The UN Human Rights Council today failed the people of Afghanistan after neglecting to establish an independent mechanism to monitor ongoing crimes under international law and human rights violations and abuses, Amnesty International said today.
At the opening of today’s UNHRC special session, the Afghanistan Independent Human Rights Commission, the UN High Commissioner for Human Rights, the UN Special Procedures and a host of other civil society speakers – including Amnesty International – unequivocally called for the creation of a robust investigative mechanism. Such a mechanism would allow for monitoring and reporting on human rights violations and abuses, including grave crimes under international law, and to assist in holding those suspected of criminal responsibility to justice in fair trials.
However, the calls were ignored by UNHRC member states, who adopted by consensus a weak resolution which merely requests further reports and an update by the UN High Commissioner for Human Rights in March 2022, which adds little to the oversight process already in place.
“The UN Human Rights Council special session has failed to deliver a credible response to the escalating human rights crisis in Afghanistan.

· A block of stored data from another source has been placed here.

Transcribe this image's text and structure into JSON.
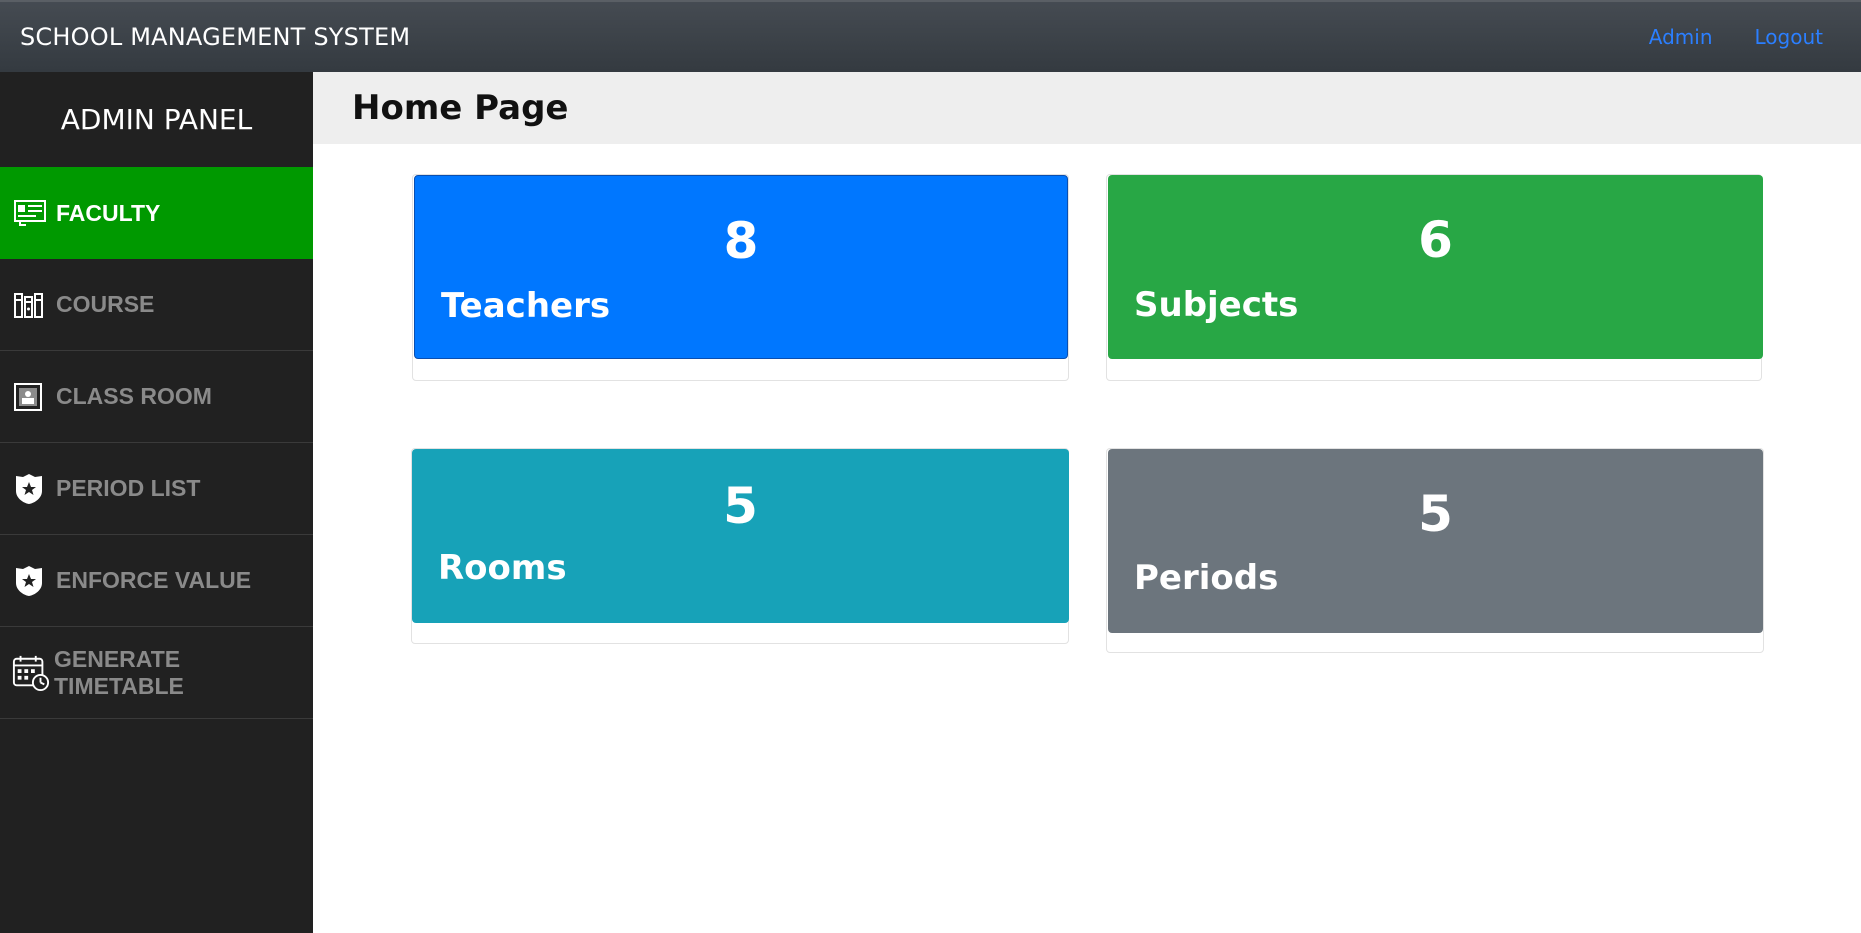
{
  "header": {
    "brand": "SCHOOL MANAGEMENT SYSTEM",
    "admin_label": "Admin",
    "logout_label": "Logout",
    "link_color": "#2b7fff"
  },
  "sidebar": {
    "title": "ADMIN PANEL",
    "items": [
      {
        "label": "FACULTY",
        "icon": "id-card-icon",
        "active": true
      },
      {
        "label": "COURSE",
        "icon": "books-icon",
        "active": false
      },
      {
        "label": "CLASS ROOM",
        "icon": "classroom-icon",
        "active": false
      },
      {
        "label": "PERIOD LIST",
        "icon": "badge-icon",
        "active": false
      },
      {
        "label": "ENFORCE VALUE",
        "icon": "badge-icon",
        "active": false
      },
      {
        "label": "GENERATE TIMETABLE",
        "icon": "calendar-clock-icon",
        "active": false
      }
    ],
    "active_color": "#009900"
  },
  "main": {
    "title": "Home Page",
    "cards": [
      {
        "count": "8",
        "label": "Teachers",
        "color": "#0077ff"
      },
      {
        "count": "6",
        "label": "Subjects",
        "color": "#28a745"
      },
      {
        "count": "5",
        "label": "Rooms",
        "color": "#17a2b8"
      },
      {
        "count": "5",
        "label": "Periods",
        "color": "#6c757d"
      }
    ]
  }
}
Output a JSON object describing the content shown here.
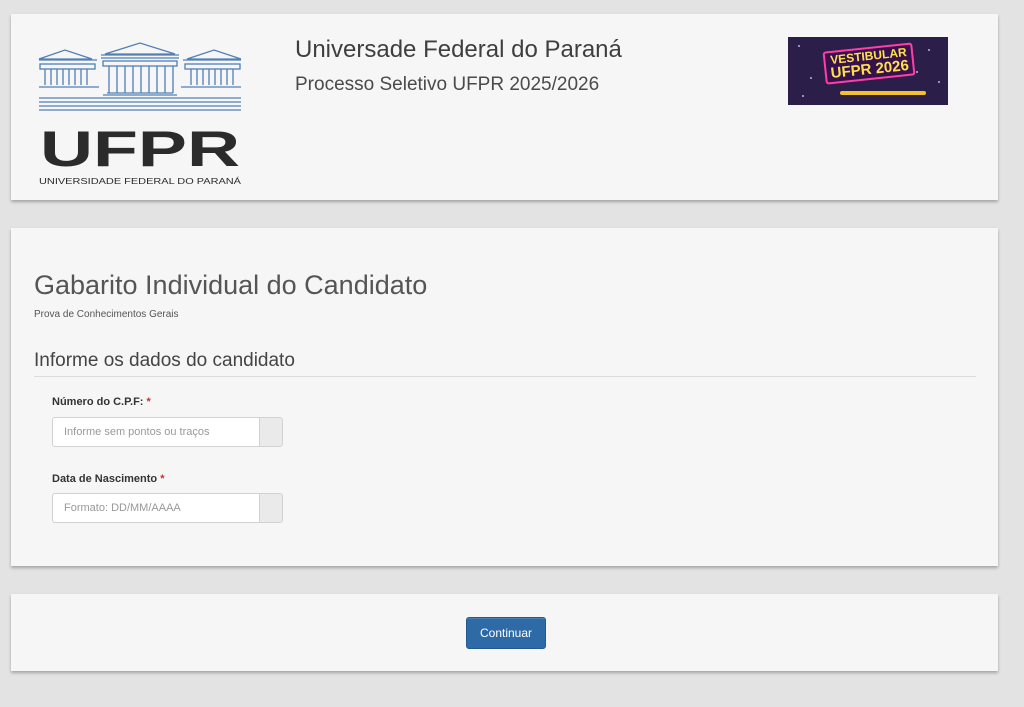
{
  "header": {
    "logo_wordmark": "UFPR",
    "logo_caption": "UNIVERSIDADE FEDERAL DO PARANÁ",
    "university_name": "Universade Federal do Paraná",
    "process_name": "Processo Seletivo UFPR 2025/2026",
    "banner_line1": "VESTIBULAR",
    "banner_line2": "UFPR 2026"
  },
  "form": {
    "title": "Gabarito Individual do Candidato",
    "subtitle": "Prova de Conhecimentos Gerais",
    "section_title": "Informe os dados do candidato",
    "cpf": {
      "label": "Número do C.P.F:",
      "required_mark": "*",
      "placeholder": "Informe sem pontos ou traços",
      "value": ""
    },
    "birth": {
      "label": "Data de Nascimento",
      "required_mark": "*",
      "placeholder": "Formato: DD/MM/AAAA",
      "value": ""
    }
  },
  "actions": {
    "continue_label": "Continuar"
  },
  "colors": {
    "page_bg": "#e3e3e3",
    "card_bg": "#f6f6f6",
    "primary_button": "#2d6aa6",
    "required": "#c9302c",
    "logo_blue": "#4f7fb5"
  }
}
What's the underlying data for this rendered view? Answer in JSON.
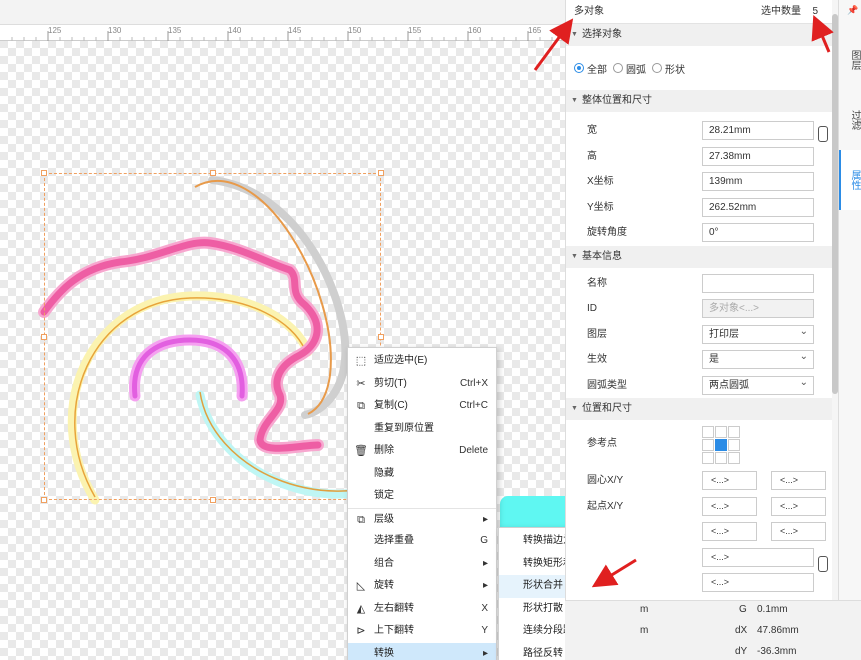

Member states have ignored clear and consistent calls by civil society and UN actors for a robust monitoring mechanism,” said Agnès Callamard, Amnesty International’s Secretary General.
“Many people in Afghanistan are already at grave risk of reprisal attacks. The international community must not betray them, and must urgently increase efforts to ensure the safe evacuation of those wishing to leave. States must now move beyond handwringing, and take meaningful action to protect them.
“Amnesty International’s recent on-the-ground investigation into the massacre of Hazara men in Ghazni province is proof that the Taliban’s capacity for murder and torture has not diminished.
“UN member states must correct today’s failure when the Human Rights Council meets again in a few weeks. A robust investigative mechanism – with a mandate to document, collect and preserve evidence of ongoing crimes and human rights violations across Afghanistan – is urgently needed.”
The Taliban have seized power in Afghanistan following the collapse of the former government in recent weeks. Amnesty International has called for the protection of thousands of people at serious risk of Taliban reprisals, from academics and journalists to civil society activists and women human rights defenders.
Last week Amnesty International revealed how the Taliban were responsible for a massacre of nine ethnic Hazara men after taking control of Ghazni province in July 2021. The brutal killings likely represent a tiny fraction of the total death toll inflicted by the Taliban following recent territorial gains to date, as the group have cut mobile phone service in many of the areas they have captured, preventing information from emerging.